Mission, objective, inputs, granularity
  • Mission: Map specific SKUs or Service-SKU combinations to Profit & Loss categories.
  • Objective: Enable accurate allocation and reporting of specific costs by pl_category.
  • Granularity: N/A (mapping)
  • Inputs: gcp_billing_single_sku_pl_mapping (csv seed)
  • Accuracy rating: Very High
  • Completeness rating: Very High
Schema
service_description: varchar - Service description
sku_description: varchar - SKU description
type: varchar - Type of allocation
allocation: number - Allocation value

Lookback mappings

The lookback mappings are used to retroactively apply updated profit and loss (P&L) allocations to historical data. This ensures consistency in P&L reporting over time. In Google’s Cloud Billing data, our commitment costs are still incurred on the projects using the eligible compute resources. Once we apply the P&L split to a certain area of costs, the CUD lines are not mapped and must be mapped by looking back on the same perimeters.

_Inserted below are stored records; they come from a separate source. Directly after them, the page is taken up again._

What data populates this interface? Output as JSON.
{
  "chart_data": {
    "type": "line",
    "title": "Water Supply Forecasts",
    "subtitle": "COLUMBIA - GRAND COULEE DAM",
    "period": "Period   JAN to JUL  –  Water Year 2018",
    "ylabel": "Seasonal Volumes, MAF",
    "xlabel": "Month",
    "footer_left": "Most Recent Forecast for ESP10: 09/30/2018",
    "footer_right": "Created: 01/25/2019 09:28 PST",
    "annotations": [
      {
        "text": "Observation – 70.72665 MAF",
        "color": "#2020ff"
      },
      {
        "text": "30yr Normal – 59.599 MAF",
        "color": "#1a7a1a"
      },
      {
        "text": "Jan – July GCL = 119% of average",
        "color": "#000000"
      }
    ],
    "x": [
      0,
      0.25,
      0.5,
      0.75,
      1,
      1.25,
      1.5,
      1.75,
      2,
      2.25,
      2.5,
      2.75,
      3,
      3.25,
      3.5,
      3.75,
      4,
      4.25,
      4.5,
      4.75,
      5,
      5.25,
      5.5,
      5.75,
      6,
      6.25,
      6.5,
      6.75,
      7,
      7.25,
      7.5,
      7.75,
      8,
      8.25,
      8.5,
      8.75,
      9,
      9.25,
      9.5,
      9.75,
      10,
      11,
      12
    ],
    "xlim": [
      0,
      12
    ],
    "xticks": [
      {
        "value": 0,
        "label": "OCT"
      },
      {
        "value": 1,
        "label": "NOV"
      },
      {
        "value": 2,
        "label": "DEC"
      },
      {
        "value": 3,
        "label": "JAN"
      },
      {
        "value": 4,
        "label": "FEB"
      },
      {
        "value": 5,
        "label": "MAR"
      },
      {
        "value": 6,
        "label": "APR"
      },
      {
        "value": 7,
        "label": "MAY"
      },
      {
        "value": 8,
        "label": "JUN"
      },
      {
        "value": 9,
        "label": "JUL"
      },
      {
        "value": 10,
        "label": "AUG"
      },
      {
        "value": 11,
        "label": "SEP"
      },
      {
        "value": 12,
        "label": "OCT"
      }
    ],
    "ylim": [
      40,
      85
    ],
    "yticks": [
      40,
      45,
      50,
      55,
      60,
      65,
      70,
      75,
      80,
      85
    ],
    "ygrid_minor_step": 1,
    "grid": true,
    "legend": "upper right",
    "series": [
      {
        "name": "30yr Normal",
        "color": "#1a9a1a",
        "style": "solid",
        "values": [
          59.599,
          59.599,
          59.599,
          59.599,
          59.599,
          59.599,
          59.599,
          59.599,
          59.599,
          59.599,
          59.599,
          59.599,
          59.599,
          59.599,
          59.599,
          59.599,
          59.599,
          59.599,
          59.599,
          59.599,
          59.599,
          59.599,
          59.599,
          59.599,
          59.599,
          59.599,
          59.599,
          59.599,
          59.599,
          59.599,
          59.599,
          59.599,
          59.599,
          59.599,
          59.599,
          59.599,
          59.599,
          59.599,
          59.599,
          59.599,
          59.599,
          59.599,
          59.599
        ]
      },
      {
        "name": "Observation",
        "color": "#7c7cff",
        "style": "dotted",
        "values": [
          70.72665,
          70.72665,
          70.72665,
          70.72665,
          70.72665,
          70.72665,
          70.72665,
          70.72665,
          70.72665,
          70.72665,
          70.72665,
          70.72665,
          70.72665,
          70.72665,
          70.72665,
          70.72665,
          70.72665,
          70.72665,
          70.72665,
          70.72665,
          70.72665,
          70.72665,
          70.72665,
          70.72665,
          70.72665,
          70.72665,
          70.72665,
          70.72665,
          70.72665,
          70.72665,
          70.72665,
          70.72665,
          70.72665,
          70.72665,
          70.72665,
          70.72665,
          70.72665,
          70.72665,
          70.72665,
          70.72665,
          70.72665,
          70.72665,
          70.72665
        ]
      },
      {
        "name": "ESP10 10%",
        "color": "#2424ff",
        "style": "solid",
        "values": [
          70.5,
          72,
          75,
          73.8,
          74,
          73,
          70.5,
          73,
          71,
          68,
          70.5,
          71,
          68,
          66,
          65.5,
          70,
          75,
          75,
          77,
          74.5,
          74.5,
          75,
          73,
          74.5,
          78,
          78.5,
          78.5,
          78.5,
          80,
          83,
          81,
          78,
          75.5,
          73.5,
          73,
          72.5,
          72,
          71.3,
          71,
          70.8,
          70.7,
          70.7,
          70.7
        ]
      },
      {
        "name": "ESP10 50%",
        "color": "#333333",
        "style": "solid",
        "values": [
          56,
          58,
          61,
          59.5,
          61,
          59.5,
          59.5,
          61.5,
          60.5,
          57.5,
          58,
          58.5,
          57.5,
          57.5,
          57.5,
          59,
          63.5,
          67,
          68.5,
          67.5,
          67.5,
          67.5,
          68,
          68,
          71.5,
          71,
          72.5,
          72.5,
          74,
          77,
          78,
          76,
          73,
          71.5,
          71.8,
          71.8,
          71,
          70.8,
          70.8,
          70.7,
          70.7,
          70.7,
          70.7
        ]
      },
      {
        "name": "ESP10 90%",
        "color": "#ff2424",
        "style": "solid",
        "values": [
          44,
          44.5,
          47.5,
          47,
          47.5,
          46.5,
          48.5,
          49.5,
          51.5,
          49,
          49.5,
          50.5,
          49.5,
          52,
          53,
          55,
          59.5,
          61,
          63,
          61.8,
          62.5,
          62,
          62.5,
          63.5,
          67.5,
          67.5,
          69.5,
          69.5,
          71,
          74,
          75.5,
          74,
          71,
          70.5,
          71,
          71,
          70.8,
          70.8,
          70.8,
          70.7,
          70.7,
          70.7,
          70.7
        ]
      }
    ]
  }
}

There are two lookback mapping models:

  • flex_cud_lookback: applies the P&L split retroactively to the Flex CUD SKUs in the same perimeter
  • t2d_cud_lookback: applies the P&L split retroactively to the T2D CUD SKUs in the same perimeter

Dashboards

(Internal only)Cloud Billing dashboards

Glossary

  • P&L: Profit & Loss
    • P&L categories: Profit & Loss labels: either equal to free, internal, or paid.
    • free users: GitLab.com users having a free plan
    • paid users: GitLab.com users having a paid plan
    • internal users: GitLab.com internal users
  • GCP (Google Cloud Platform): A suite of cloud computing services provided by Google that runs on the same infrastructure that Google uses internally for its end-user products.
  • Pipeline: In this context, a series of data processing steps or stages through which billing data is transformed and analyzed.
  • CI Runners: Continuous Integration runners are virtual machines or containers that execute the code in a CI/CD process.
  • Thanos: A set of components that can be composed into a highly available metric system with unlimited storage capacity, which can be added seamlessly on top of existing Prometheus deployments.
  • BigQuery: A fully-managed, serverless data warehouse that enables scalable analysis over petabytes of data. It is a part of the Google Cloud Platform.
  • HAproxy: High Availability proxy is software that provides high availability, load balancing, and proxying for applications.
  • Tableau: A visual analytics platform transforming the way we use data to solve problems.
  • Grafana: An open-source platform for monitoring and observability. It allows you to query, visualize, alert on, and understand your metrics.
  • SKU (Stock Keeping Unit): A specific type of item for sale, such as a product or service, and all attributes associated with the item type that distinguish it from other item types.
  • CUD (Committed Use Discount): A discount applied in exchange for a commitment to use a minimum level of resources for a specified term with Google Cloud services.
  • Flex CUD: A type of Committed Use Discount in Google Cloud Platform that provides flexibility in usage.
  • T2D: Refers to a specific type of Google Cloud Platform resource or service, likely in the context of a Committed Use Discount.
  • Infrastructure Labels: Tags or labels used to categorize various GCP resources for management and billing purposes.
  • Namespace: In GitLab, a namespace provides one place to organize your related projects. Projects in one namespace are separate from projects in other namespaces, which means you can use the same name for projects in different namespaces.
  • GitLab API: The programming interface provided by GitLab for automating actions or querying data from GitLab instances.